LionWeb-io / lionweb-repository

Reference implementation of LionWeb repository
Apache License 2.0
2 stars 1 forks source link

Consider common values in optimizations #87

Open ftomassetti opened 3 months ago

ftomassetti commented 3 months ago

After loading a big project (2.5M nodes) I looked at the table and I noticed some values being common.

In the reference table the value {} (no values references) is present in 4475306 out of 5207880 records (86%). In the containment table the value {} (no values references) is present in 359166 out of 4514084 records (22%). In the property table the value false is present in 538840 out of 2490897 records (8%).

Complessively, among these 3 tables, 5373312 records out of 12212861 (44%) have the default value. Is there a way to use this to our advantage? Can we avoid adding records when the default value is present? Can we otherwise speed up insertion?

ftomassetti commented 3 months ago

Also, in my cases there are no annotations, so the field annotations is always {}

ftomassetti commented 3 months ago

I also wonder if we should use a database id for nodes, to avoid using the node_id field, which may be a long string (at least in my case. My nodes ID range from 11 to 538 characters, with a mean of 206)

enikao commented 3 months ago

I also wonder if we should use a database id for nodes, to avoid using the node_id field, which may be a long string (at least in my case. My nodes ID range from 11 to 538 characters, with a mean of 206)
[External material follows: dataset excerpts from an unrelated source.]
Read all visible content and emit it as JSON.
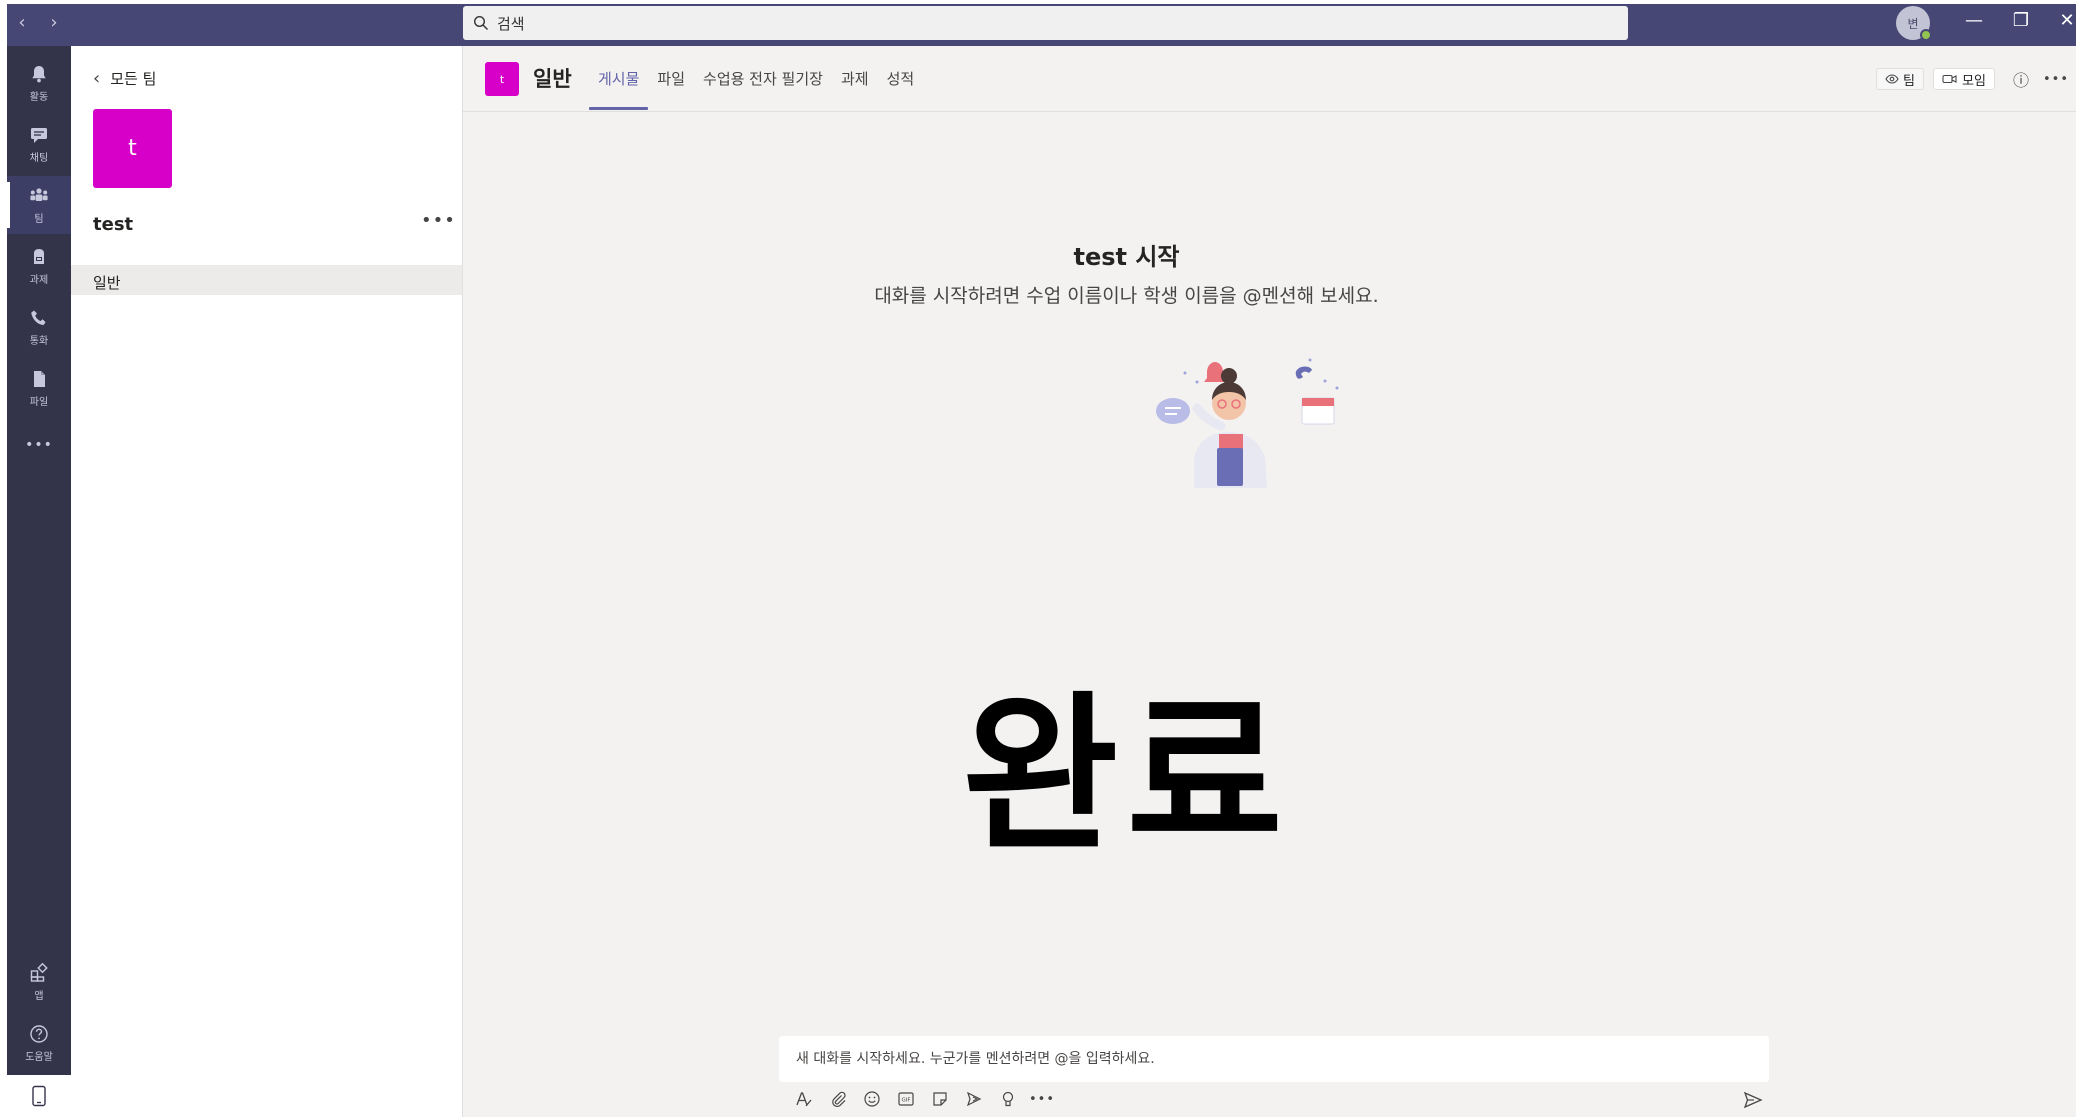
{
  "titlebar": {
    "search_placeholder": "검색",
    "avatar_initial": "변",
    "minimize_symbol": "—",
    "restore_symbol": "❐",
    "close_symbol": "✕",
    "back_symbol": "‹",
    "forward_symbol": "›"
  },
  "rail": {
    "items": [
      {
        "label": "활동",
        "icon": "bell-icon"
      },
      {
        "label": "채팅",
        "icon": "chat-icon"
      },
      {
        "label": "팀",
        "icon": "teams-icon"
      },
      {
        "label": "과제",
        "icon": "assignments-icon"
      },
      {
        "label": "통화",
        "icon": "phone-icon"
      },
      {
        "label": "파일",
        "icon": "file-icon"
      }
    ],
    "more_label": "•••",
    "apps_label": "앱",
    "help_label": "도움말"
  },
  "teams_panel": {
    "back_label": "모든 팀",
    "team_initial": "t",
    "team_name": "test",
    "more_label": "•••",
    "channel": "일반"
  },
  "channel_header": {
    "avatar_initial": "t",
    "title": "일반",
    "tabs": [
      "게시물",
      "파일",
      "수업용 전자 필기장",
      "과제",
      "성적"
    ],
    "active_tab": 0,
    "team_button": "팀",
    "meet_button": "모임",
    "info_symbol": "ⓘ",
    "more_symbol": "•••"
  },
  "welcome": {
    "title": "test 시작",
    "subtitle": "대화를 시작하려면 수업 이름이나 학생 이름을 @멘션해 보세요."
  },
  "overlay_text": "완료",
  "composer": {
    "placeholder": "새 대화를 시작하세요. 누군가를 멘션하려면 @을 입력하세요.",
    "more_symbol": "•••"
  },
  "colors": {
    "titlebar": "#464775",
    "rail": "#33344a",
    "accent": "#6264a7",
    "team_tile": "#d600c8",
    "main_bg": "#f3f2f1"
  }
}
I implemented this in some of my C# optimizations: During serialization, I want to detect duplicates. I store SHA1 hashes of the id as a fixed array of 20 bytes. It saves quite some memory (and also speeds up comparison).

Edit: See here: https://github.com/LionWeb-io/lionweb-csharp/blob/niko/serializer-handler/src/LionWeb-CSharp/core/M1/CompressedId.cs

enikao commented 3 months ago

I think there are two ways of optimizing this, both can be applied independently:

a) We can handle default values differently in our logic, so they never reach the DB. b) I could imagine the DB has a way to "compress" column values internally, maybe this needs "column-mode" tables. I don't know any specifics on PQ, just that such features exist in general.